Emperor Akihito has also come to represent the pacifism enshrined in the Constitution and has acted as the country’s emissary of historic reconciliation with surrounding Asian countries that suffered under Japan’s aggression during the war. He has also visited regions in Japan that have been ravaged by disaster, most famously going on television to console the nation after the 2011 earthquake and tsunami.
While the Japanese public overwhelmingly supports allowing the emperor to retire, conservative supporters of Mr. Abe have made clear that they do not want the government to set a precedent by permanently altering the Imperial Household Law, which governs succession.
Conservatives are loath to open the law to a more sweeping overhaul because they fear that doing so would lead to a change to admit women as rightful heirs to the throne.

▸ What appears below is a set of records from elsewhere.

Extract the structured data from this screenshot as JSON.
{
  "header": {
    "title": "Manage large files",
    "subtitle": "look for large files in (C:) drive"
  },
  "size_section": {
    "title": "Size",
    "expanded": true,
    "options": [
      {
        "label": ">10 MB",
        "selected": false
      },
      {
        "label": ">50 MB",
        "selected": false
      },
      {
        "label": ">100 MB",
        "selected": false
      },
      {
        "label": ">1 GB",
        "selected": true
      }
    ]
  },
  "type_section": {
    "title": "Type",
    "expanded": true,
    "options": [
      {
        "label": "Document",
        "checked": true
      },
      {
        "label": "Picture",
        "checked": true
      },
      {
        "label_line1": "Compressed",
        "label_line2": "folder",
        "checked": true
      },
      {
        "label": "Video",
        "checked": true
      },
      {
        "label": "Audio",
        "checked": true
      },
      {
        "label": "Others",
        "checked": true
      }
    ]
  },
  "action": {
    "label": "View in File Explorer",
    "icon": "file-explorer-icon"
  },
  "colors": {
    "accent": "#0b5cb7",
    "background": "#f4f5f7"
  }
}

The bill approved by the cabinet on Friday makes no mention of female heirs to the throne. Prince Naruhito’s only child is a daughter, Princess Aiko, 15, so his successor would be his brother, Prince Akishino, followed by Prince Akishino’s son, Hisahito, 10.
Yet in repeated polls, a vast majority of Japanese have said they support a woman ascending to the throne. Without such a change, the royal family faces a looming succession crisis, as there are only five male heirs left in the family, and when women marry, they are forced to leave the imperial household.
The upcoming engagement of Princess Mako, 25, the emperor’s eldest granddaughter, highlights the limitations of the Imperial Household Law. Because she plans to marry a commoner, she will have to leave the royal family, and even if she were to bear a son, he would not be in line to the throne. The imperial law not only bars women from reigning, but also insists that succession pass only through men of the royal family.
Critics say the law is outdated and should be changed to modernize Japan’s royal family. The law is “anachronistic and ridiculous, in terms of gender and class,” said Gill Steel, an associate professor at Doshisha University in Kyoto, Japan. “Even the imperial family, and the politicians responsible for the law, need to move into the 21st century.”
The opposition Democratic Party said that during the parliamentary debate on the bill, it would call for a supplementary clause allowing women to remain in the royal family even after marriage.
The legislation approved Friday would give the emperor and his wife, Empress Michiko, new titles upon abdication. They would be known as joko and jokogo. The bill would also switch the annual holiday commemorating the emperor’s birthday from Emperor Akihito’s birthday in December to his son’s in February.